Sunday’s Washington Post had an article on one of Cochise County’s great attractions, Kartchner Caverns in Benson. The writer expected to be bored, but the sights inside the two park’s tours really seemed to pique his imagination.
Caves are one of the unique wonders of this earth. We think of the ground as solid, but vast rooms can be lurking under foot. That’s what Gary Tenen and Randy Tufts found. The two spelunkers discovered the cave in 1974 and kept it a secret so they could help preserve it. Thanks to their efforts and that of the State Parks system, Kartchner Caverns is still a “living” cave. It is still being formed as rainwater seeps into the earth through the nooks and crannies of limestone below. As it trickles through the soil and rocks, minerals collect in the water in one area and are deposited in others, forming stalagmites, stalactites and “soda straws,” which are thin, hollow tubes of minerals. Incidentally, Kartchner Caverns has one of the world’s longest soda straw stalactites, measuring 21 feet 2 inches.

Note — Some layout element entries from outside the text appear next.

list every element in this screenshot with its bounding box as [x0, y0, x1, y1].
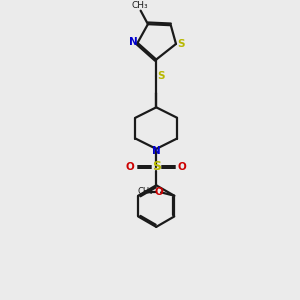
Text: S: S [177, 39, 184, 49]
Text: S: S [152, 160, 161, 173]
Text: S: S [158, 71, 165, 81]
Text: CH₃: CH₃ [131, 1, 148, 10]
Text: O: O [154, 187, 163, 196]
Text: N: N [129, 37, 137, 47]
Text: O: O [178, 162, 187, 172]
Text: O: O [126, 162, 135, 172]
Text: CH₃: CH₃ [137, 187, 153, 196]
Text: N: N [152, 146, 161, 156]
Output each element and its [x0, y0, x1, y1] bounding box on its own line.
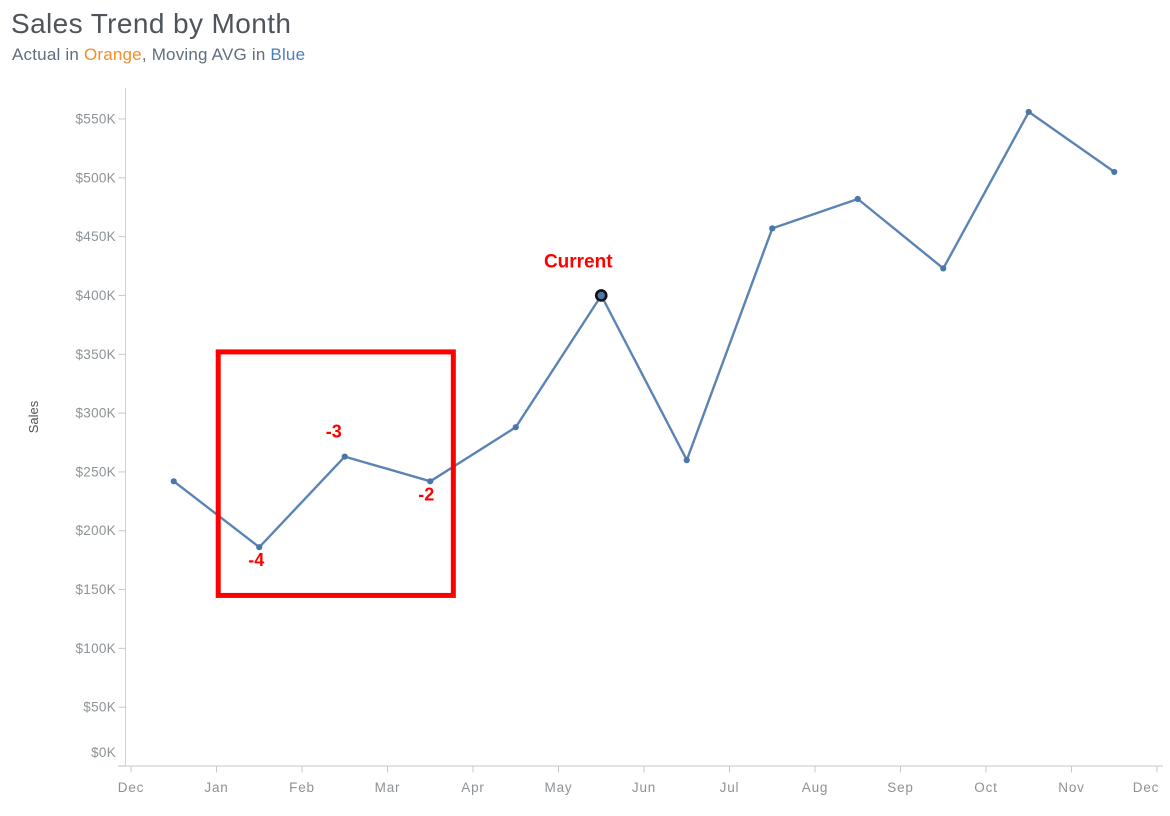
- moving-avg-line: [173, 110, 1115, 549]
- subtitle-part-3: Blue: [270, 45, 306, 64]
- x-axis-tick-label: Aug: [802, 780, 828, 795]
- annotation-current: Current: [544, 251, 613, 272]
- x-axis-tick-label: Jan: [204, 780, 228, 795]
- data-point-mar[interactable]: [427, 478, 434, 485]
- x-axis-tick-label: Mar: [375, 780, 401, 795]
- y-axis-tick-label: $100K: [75, 641, 116, 656]
- data-point-jun[interactable]: [683, 457, 690, 464]
- y-axis-tick-label: $50K: [83, 700, 116, 715]
- x-axis-tick-label: Jul: [720, 780, 740, 795]
- y-axis-tick-label: $500K: [75, 170, 116, 185]
- annotation-2: -2: [418, 484, 434, 504]
- x-axis-tick-label: Sep: [887, 780, 913, 795]
- x-axis-tick-label: Dec: [1133, 780, 1159, 795]
- data-point-aug[interactable]: [854, 195, 861, 203]
- data-point-nov[interactable]: [1111, 168, 1118, 176]
- subtitle-part-0: Actual in: [12, 45, 84, 64]
- y-axis-tick-label: $300K: [75, 406, 116, 421]
- data-point-dec[interactable]: [170, 478, 177, 485]
- data-point-jan[interactable]: [256, 544, 263, 551]
- y-axis-tick-label: $200K: [75, 523, 116, 538]
- subtitle-part-2: , Moving AVG in: [141, 45, 271, 64]
- x-axis-tick-label: Jun: [632, 780, 656, 795]
- subtitle-part-1: Orange: [83, 45, 142, 64]
- y-axis-tick-label: $350K: [75, 347, 116, 362]
- x-axis-tick-label: May: [545, 780, 573, 795]
- y-axis-tick-label: $250K: [75, 464, 116, 479]
- highlight-box: [215, 349, 456, 598]
- y-axis-title: Sales: [26, 400, 41, 433]
- x-axis-tick-label: Nov: [1058, 780, 1084, 795]
- data-point-feb[interactable]: [341, 453, 348, 460]
- y-axis-tick-label: $150K: [75, 582, 116, 597]
- data-point-jul[interactable]: [769, 225, 776, 232]
- current-point-marker[interactable]: [594, 289, 608, 302]
- x-axis-tick-label: Apr: [461, 780, 484, 795]
- x-axis-tick-label: Feb: [289, 780, 315, 795]
- annotation-3: -3: [326, 422, 342, 442]
- data-point-sep[interactable]: [940, 265, 947, 272]
- y-axis-tick-label: $450K: [75, 229, 116, 244]
- x-axis-tick-label: Dec: [118, 780, 144, 795]
- y-axis-tick-label: $550K: [75, 112, 116, 127]
- y-axis-tick-label: $0K: [91, 745, 116, 760]
- y-axis-tick-label: $400K: [75, 288, 116, 303]
- data-point-apr[interactable]: [512, 424, 519, 431]
- data-point-oct[interactable]: [1025, 108, 1032, 116]
- x-axis-tick-label: Oct: [974, 780, 997, 795]
- chart-title: Sales Trend by Month: [11, 8, 292, 39]
- chart-subtitle: Actual in Orange, Moving AVG in Blue: [12, 45, 305, 65]
- annotation-4: -4: [248, 550, 264, 570]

You can choose from two tours at Kartchner. The Big Room tour is open from mid October through mid April. In the summer, more than 1,000 bats use the caves for a nursery roost. Visit Kartchner Caverns’ website to learn more about the science behind the bats and the cave formation.
You can purchase tickets online. Some tickets are also available on a walk-in basis. Reservations are recommended especially during high season (spring and fall).